Sul finire del secolo scorso la vita musicale newyorkese era molto vivace: la Philharmonic Society, la Symphony Society e il Metropolitan Opera House ospitavano regolarmente concertisti e cantanti di fama internazionale. Ciò che mancava agli Stati Uniti erano però i compositori autoctoni: per questa ragione la presidentessa del Conservatorio, Mrs. Jeannette Thurber, spinta dall'intento di fondare una autentica scuola americana, fece pressante opera di persuasione nei confronti di Dvoràk affinché accettasse la direzione dell'istituto.
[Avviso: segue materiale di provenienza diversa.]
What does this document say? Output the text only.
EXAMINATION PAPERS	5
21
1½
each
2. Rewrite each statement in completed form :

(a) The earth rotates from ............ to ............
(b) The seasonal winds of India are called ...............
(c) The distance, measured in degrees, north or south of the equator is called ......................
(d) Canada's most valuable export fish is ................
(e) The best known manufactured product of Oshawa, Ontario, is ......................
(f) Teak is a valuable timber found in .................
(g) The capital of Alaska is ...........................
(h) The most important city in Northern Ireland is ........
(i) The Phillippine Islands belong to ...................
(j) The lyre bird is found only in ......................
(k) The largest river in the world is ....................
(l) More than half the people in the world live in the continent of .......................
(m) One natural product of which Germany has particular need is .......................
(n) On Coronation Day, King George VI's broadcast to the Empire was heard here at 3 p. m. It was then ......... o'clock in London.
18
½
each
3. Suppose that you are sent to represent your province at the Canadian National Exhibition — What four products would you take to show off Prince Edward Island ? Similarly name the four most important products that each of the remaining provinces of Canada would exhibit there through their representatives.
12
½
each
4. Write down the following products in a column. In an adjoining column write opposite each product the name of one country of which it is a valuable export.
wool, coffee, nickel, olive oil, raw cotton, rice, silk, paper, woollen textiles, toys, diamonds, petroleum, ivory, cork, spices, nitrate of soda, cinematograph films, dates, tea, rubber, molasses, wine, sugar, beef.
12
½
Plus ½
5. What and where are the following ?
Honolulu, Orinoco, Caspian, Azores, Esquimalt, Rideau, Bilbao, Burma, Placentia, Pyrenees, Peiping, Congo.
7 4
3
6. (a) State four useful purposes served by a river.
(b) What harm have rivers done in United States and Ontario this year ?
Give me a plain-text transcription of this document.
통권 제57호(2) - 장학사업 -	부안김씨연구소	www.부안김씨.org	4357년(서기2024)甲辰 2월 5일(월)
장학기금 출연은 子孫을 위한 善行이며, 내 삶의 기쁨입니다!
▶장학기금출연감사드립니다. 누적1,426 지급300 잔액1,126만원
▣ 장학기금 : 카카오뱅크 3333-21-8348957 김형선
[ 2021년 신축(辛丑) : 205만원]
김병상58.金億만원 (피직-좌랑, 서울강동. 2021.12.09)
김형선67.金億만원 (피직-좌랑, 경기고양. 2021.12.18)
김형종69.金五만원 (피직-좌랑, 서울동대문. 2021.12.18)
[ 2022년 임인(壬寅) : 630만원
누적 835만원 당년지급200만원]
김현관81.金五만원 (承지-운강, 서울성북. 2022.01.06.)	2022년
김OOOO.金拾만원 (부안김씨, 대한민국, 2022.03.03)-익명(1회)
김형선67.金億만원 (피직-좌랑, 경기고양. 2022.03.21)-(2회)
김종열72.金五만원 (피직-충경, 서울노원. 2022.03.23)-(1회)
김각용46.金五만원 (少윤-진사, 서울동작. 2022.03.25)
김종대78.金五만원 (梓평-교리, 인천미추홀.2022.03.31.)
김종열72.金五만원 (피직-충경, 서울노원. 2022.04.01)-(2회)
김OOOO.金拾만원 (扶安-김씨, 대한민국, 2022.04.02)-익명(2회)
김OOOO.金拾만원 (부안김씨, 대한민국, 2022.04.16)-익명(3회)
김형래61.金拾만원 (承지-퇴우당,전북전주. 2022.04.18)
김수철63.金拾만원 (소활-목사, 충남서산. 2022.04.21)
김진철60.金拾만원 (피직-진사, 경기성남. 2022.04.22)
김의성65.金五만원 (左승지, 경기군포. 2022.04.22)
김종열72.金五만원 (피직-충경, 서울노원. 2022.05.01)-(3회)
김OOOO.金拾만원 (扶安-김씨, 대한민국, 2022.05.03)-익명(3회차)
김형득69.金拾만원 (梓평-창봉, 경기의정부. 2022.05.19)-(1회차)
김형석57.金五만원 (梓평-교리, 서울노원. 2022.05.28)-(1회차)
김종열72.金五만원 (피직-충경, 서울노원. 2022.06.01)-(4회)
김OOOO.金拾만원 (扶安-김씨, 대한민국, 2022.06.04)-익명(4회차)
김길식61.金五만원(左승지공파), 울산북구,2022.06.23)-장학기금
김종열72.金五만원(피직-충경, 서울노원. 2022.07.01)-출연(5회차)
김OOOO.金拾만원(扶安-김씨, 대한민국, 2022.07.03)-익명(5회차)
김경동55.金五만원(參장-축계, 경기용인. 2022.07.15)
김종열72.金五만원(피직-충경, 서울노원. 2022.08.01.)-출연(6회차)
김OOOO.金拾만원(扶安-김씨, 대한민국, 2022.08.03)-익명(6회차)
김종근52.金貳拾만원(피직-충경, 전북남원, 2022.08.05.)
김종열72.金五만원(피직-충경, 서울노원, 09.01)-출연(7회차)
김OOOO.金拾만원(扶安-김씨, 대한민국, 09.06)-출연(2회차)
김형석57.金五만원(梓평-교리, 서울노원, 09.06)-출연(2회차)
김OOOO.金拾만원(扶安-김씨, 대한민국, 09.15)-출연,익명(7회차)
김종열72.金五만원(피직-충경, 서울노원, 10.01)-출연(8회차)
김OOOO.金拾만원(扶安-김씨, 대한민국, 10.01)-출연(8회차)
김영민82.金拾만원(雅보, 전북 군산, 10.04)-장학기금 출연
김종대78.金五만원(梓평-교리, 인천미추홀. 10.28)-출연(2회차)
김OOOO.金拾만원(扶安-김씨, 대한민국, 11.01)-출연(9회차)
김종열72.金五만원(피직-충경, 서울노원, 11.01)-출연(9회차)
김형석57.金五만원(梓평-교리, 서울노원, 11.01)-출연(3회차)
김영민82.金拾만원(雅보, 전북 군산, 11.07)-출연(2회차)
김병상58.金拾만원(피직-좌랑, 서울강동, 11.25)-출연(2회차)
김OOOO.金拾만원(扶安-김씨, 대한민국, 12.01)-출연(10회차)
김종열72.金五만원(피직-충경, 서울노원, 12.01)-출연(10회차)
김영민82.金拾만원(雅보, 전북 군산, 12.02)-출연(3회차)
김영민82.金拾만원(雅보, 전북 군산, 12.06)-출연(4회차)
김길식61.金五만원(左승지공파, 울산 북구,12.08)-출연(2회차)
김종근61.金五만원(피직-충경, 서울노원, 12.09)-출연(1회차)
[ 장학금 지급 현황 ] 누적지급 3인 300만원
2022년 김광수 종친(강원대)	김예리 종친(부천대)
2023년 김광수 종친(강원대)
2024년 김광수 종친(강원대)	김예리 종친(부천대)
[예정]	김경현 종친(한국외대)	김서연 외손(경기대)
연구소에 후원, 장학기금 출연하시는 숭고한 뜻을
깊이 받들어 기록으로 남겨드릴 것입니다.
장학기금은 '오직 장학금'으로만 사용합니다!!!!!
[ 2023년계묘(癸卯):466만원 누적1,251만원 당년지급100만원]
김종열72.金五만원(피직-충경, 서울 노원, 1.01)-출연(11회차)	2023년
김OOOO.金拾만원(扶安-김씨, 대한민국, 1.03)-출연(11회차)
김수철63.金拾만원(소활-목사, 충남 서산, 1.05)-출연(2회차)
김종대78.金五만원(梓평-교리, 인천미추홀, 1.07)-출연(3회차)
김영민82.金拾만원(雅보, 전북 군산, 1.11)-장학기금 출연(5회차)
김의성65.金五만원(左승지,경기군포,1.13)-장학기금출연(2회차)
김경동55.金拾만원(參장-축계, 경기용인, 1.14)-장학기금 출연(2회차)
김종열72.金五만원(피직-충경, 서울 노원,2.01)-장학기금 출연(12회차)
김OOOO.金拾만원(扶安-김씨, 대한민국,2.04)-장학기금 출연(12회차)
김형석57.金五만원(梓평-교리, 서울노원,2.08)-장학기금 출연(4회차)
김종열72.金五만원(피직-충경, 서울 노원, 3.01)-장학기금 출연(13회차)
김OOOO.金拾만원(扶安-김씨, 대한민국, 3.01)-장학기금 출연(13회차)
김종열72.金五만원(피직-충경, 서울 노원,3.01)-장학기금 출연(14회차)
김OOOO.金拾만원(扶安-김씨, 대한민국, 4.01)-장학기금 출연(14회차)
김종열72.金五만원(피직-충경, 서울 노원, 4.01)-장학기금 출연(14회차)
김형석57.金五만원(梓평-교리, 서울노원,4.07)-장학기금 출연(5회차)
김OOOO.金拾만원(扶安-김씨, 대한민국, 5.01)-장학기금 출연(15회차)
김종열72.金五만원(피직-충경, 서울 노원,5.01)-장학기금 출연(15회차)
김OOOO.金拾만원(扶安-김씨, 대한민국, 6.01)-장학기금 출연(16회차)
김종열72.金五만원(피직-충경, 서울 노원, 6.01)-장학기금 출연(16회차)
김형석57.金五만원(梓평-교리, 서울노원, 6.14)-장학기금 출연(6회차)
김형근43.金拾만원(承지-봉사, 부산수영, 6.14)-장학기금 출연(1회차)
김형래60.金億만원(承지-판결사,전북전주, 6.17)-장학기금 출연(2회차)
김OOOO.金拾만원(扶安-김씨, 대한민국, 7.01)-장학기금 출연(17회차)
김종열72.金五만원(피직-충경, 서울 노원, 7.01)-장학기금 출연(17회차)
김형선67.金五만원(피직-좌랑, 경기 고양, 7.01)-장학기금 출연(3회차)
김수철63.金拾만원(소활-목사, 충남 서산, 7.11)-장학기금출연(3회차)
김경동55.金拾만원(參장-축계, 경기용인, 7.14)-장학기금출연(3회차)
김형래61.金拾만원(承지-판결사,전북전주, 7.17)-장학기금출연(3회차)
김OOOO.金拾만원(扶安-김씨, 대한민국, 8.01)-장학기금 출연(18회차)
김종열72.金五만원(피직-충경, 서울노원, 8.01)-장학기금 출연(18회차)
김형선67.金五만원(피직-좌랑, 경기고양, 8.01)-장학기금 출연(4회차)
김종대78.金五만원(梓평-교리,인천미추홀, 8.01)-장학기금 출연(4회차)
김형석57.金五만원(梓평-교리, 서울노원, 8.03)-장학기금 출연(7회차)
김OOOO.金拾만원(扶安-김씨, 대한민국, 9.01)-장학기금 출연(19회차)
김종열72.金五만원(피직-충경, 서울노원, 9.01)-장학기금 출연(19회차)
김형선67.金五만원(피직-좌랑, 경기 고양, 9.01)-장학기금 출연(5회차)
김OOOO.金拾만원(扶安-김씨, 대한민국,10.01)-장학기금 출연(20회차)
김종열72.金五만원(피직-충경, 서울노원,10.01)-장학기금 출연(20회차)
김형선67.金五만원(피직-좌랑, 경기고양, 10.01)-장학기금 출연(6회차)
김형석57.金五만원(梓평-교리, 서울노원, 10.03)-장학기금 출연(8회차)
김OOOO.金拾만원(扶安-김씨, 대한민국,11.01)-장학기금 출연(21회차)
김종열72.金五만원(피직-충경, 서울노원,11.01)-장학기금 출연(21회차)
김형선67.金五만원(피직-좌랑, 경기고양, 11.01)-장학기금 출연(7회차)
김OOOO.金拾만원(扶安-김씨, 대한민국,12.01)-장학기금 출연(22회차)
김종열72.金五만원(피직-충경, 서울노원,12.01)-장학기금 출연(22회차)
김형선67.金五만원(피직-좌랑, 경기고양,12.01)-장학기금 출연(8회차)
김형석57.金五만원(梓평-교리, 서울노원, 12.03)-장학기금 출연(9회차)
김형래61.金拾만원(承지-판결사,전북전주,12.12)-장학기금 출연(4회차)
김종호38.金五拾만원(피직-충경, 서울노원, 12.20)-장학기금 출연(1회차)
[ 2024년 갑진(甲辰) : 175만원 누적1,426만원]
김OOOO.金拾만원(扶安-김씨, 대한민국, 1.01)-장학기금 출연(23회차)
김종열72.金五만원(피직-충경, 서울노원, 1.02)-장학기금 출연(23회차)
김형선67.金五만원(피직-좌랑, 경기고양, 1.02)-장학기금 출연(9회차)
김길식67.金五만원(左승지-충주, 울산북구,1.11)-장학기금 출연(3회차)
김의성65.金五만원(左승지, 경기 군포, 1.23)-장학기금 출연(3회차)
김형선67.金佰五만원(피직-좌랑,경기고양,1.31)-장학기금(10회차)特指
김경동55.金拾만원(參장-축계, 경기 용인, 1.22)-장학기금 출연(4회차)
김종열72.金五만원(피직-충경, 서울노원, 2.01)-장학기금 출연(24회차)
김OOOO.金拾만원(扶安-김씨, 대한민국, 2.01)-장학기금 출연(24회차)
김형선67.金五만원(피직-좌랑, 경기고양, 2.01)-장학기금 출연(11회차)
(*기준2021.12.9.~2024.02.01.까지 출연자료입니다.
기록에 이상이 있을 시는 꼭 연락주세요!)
Il musicista nutrì un interesse immediato per la tradizione musicale indigena e afroamericana: studiò i canti dei pellerossa e ne trascrisse su pentagramma le melodie, ascoltò le "canzoni delle piantagioni" scritte da Stephen Foster, invitò in Conservatorio uno studente nero, Harry Burleigh, a cantare gli spiritual, si recò addirittura a vedere il folclore country del Wild West Show di Buffalo Bill, e da quel variopinto patchwork sonoro trasse conclusioni sorprendenti: "La musica delle razze nera e indiana presenta una similitudine marcata con la musica nazionale scozzese. Entrambe posseggono una scala peculiare, che scaturisce dall'assenza delle note sensibili" ("New York Herald", 15 dicembre 1893). Dvoràk iniziò a stendere il nucleo della Sinfonia in mi minore il 19 dicembre 1892 e scrisse la parola Fine sulla partitura nel maggio dell'anno successivo. Al contrario di quanto molti pensano, il materiale tematico, apparentemente così pregno di colore locale, è tutto farina del suo sacco. Certo, vi si possono riscontrare assonanze con melodie popolari nordamericane, quali ad esempio il tema del flauto nel primo movimento che ricorda la canzone Swing low, sweet chariot oppure un altro inciso che somiglia al refrain di The Little Alabama Coon, pubblicata nell'anno in cui fu composta la sinfonia. Ma non si tratta di citazioni testuali, neppure nel caso del Largo, spacciato per ninna-nanna pellerossa. Se è vero infatti che la cifra idiomatica dell'intera composizione è la scala pentatonica, occorre osservare che tale successione d'intervalli è caratteristica anche del folclore boemo, oltreché irlandese e scozzese, così come lo swing delle melodie del profondo sud degli Stati Uniti presenta inflessioni ritmiche analoghe a quelle della musica popolare slava. La forma ciclica della Sinfonia contribuisce alla sua omogeneità complessiva, ove il ricorrere dei temi produce un'unità stilistica di facile metabolismo per l'ascoltatore. Anche per questo il lavoro ha riscosso un clamoroso successo fin dalla prima esecuzione del 16 dicembre 1893, quando Dvorak, accomodato in uno dei palchi della Carnegie Hall di New York, fu oggetto di ripetute ovazioni da parte del pubblico. Lui stesso insieme al direttore d'orchestra Anton Seidl aveva coniato il sottotitolo "Impressioni e saluti dal Nuovo Mondo", quasi fosse una cartolina indirizzata al vecchio continente di cui sentiva una terribile nostalgia.